Al di là dell’infondatezza di altri aspetti del ricorso la Corte di Cassazione indica che è invece fondato l’ultimo motivo di ricorso.
Se infatti “l’imputazione a carico del F. è incentrata sull’inosservanza del dovere di esigere dai lavoratori che questi ultimi indossassero le cinture, è contraddittorio ritenere esente da ogni responsabilità, nella causazione del sinistro, il L.A., che non indossò le cinture, benché esse fossero nella sua disponibilità, in quanto da lui tenute nel furgone. Erroneamente pertanto la Corte territoriale è pervenuta alla conclusione, peraltro formulata in termini apodittici, senza alcun supporto argomentativo, secondo cui nessuna corresponsabilità nell’evento può essere addebitata al L.A., Viceversa, sulla base dell’impianto argomentativo enucleabile dall’ apparato motivazionale della pronuncia impugnata, è ineludibile concludere per la ravvisabilità di un concorso di colpa da parte della persona offesa, del quale deve necessariamente tenersi conto nella quantificazione del risarcimento”.

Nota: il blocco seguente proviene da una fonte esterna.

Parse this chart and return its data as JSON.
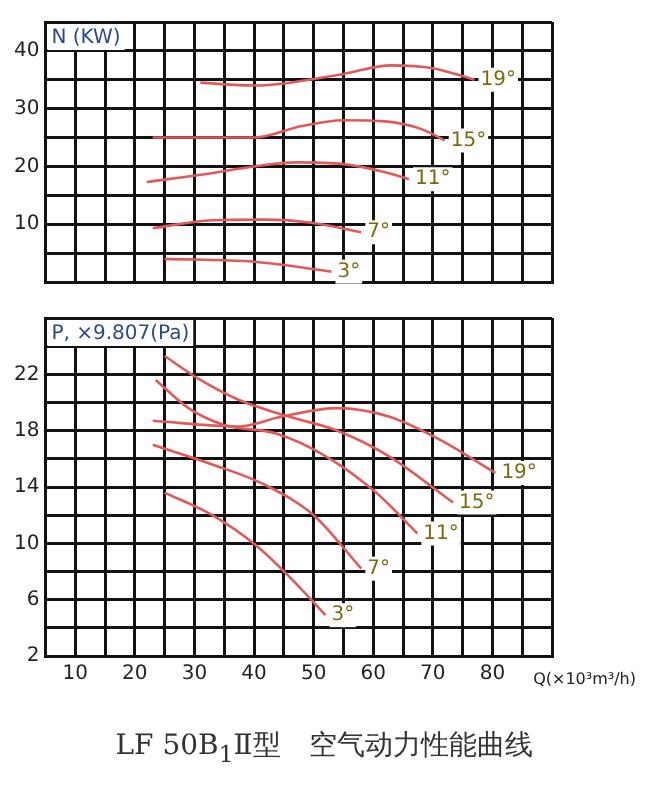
{
  "chart_data": [
    {
      "type": "line",
      "ylabel": "N (KW)",
      "xlim": [
        5,
        90
      ],
      "ylim": [
        0,
        45
      ],
      "xticks": [
        {
          "value": 5,
          "label": null
        },
        10,
        {
          "value": 15,
          "label": null
        },
        20,
        {
          "value": 25,
          "label": null
        },
        30,
        {
          "value": 35,
          "label": null
        },
        40,
        {
          "value": 45,
          "label": null
        },
        50,
        {
          "value": 55,
          "label": null
        },
        60,
        {
          "value": 65,
          "label": null
        },
        70,
        {
          "value": 75,
          "label": null
        },
        80,
        {
          "value": 85,
          "label": null
        },
        {
          "value": 90,
          "label": null
        }
      ],
      "yticks": [
        {
          "value": 0,
          "label": null
        },
        {
          "value": 5,
          "label": null
        },
        10,
        {
          "value": 15,
          "label": null
        },
        20,
        {
          "value": 25,
          "label": null
        },
        30,
        {
          "value": 35,
          "label": null
        },
        40,
        {
          "value": 45,
          "label": null
        }
      ],
      "tick_labels": "y",
      "grid": true,
      "legend": false,
      "marker": "none",
      "line_style": "solid",
      "series": [
        {
          "name": "19°",
          "color": "#e05a5a",
          "x": [
            31,
            40,
            46,
            55,
            63,
            70,
            77
          ],
          "values": [
            34.5,
            34,
            34.5,
            36,
            37.5,
            37,
            35
          ]
        },
        {
          "name": "15°",
          "color": "#e05a5a",
          "x": [
            23,
            40,
            48,
            55,
            62,
            68,
            72
          ],
          "values": [
            25,
            25,
            27,
            28,
            27.8,
            26.5,
            24.5
          ]
        },
        {
          "name": "11°",
          "color": "#e05a5a",
          "x": [
            22,
            32,
            40,
            47,
            55,
            62,
            66
          ],
          "values": [
            17.3,
            18.7,
            20,
            20.7,
            20.4,
            19,
            17.8
          ]
        },
        {
          "name": "7°",
          "color": "#e05a5a",
          "x": [
            23,
            33,
            42,
            50,
            58
          ],
          "values": [
            9.3,
            10.7,
            10.8,
            10.2,
            8.6
          ]
        },
        {
          "name": "3°",
          "color": "#e05a5a",
          "x": [
            25,
            40,
            53
          ],
          "values": [
            4,
            3.5,
            1.8
          ]
        }
      ]
    },
    {
      "type": "line",
      "title": "LF 50B$_{1}$Ⅱ型　空气动力性能曲线",
      "ylabel": "P, ×9.807(Pa)",
      "xlabel": "Q(×10³m³/h)",
      "xlim": [
        5,
        90
      ],
      "ylim": [
        2,
        26
      ],
      "xticks": [
        {
          "value": 5,
          "label": null
        },
        10,
        {
          "value": 15,
          "label": null
        },
        20,
        {
          "value": 25,
          "label": null
        },
        30,
        {
          "value": 35,
          "label": null
        },
        40,
        {
          "value": 45,
          "label": null
        },
        50,
        {
          "value": 55,
          "label": null
        },
        60,
        {
          "value": 65,
          "label": null
        },
        70,
        {
          "value": 75,
          "label": null
        },
        80,
        {
          "value": 85,
          "label": null
        },
        {
          "value": 90,
          "label": null
        }
      ],
      "yticks": [
        2,
        {
          "value": 4,
          "label": null
        },
        6,
        {
          "value": 8,
          "label": null
        },
        10,
        {
          "value": 12,
          "label": null
        },
        14,
        {
          "value": 16,
          "label": null
        },
        18,
        {
          "value": 20,
          "label": null
        },
        22,
        {
          "value": 24,
          "label": null
        },
        {
          "value": 26,
          "label": null
        }
      ],
      "grid": true,
      "legend": false,
      "marker": "none",
      "line_style": "solid",
      "series": [
        {
          "name": "19°",
          "color": "#e05a5a",
          "x": [
            23,
            37.4,
            44.7,
            54,
            62.6,
            71,
            80.5
          ],
          "values": [
            18.7,
            18.3,
            19,
            19.6,
            19,
            17.4,
            15
          ]
        },
        {
          "name": "15°",
          "color": "#e05a5a",
          "x": [
            25,
            31,
            37.4,
            45.8,
            54,
            62.6,
            73.4
          ],
          "values": [
            23.3,
            21.6,
            20.2,
            19,
            18,
            16.2,
            12.9
          ]
        },
        {
          "name": "11°",
          "color": "#e05a5a",
          "x": [
            23.5,
            29,
            35,
            43.7,
            52,
            60.5,
            67.4
          ],
          "values": [
            21.6,
            19.6,
            18.4,
            17.8,
            16.2,
            13.6,
            10.7
          ]
        },
        {
          "name": "7°",
          "color": "#e05a5a",
          "x": [
            23,
            33,
            41.6,
            50,
            58
          ],
          "values": [
            17,
            15.6,
            14.2,
            12,
            8.2
          ]
        },
        {
          "name": "3°",
          "color": "#e05a5a",
          "x": [
            25,
            33,
            40.5,
            46,
            52
          ],
          "values": [
            13.6,
            12,
            9.8,
            7.6,
            4.9
          ]
        }
      ]
    }
  ]
}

E in conclusione dunque la Corte indica che la sentenza impugnata “va dunque annullata limitatamente all’incidenza del comportamento della persona offesa agli effetti risarcitori, con rinvio, per nuovo esame, al giudice civile competente per valore in grado di appello, cui va demandata anche la regolamentazione delle spese tra le parti in relazione al presente giudizio di legittimità. Il ricorso va rigettato agli effetti penali”.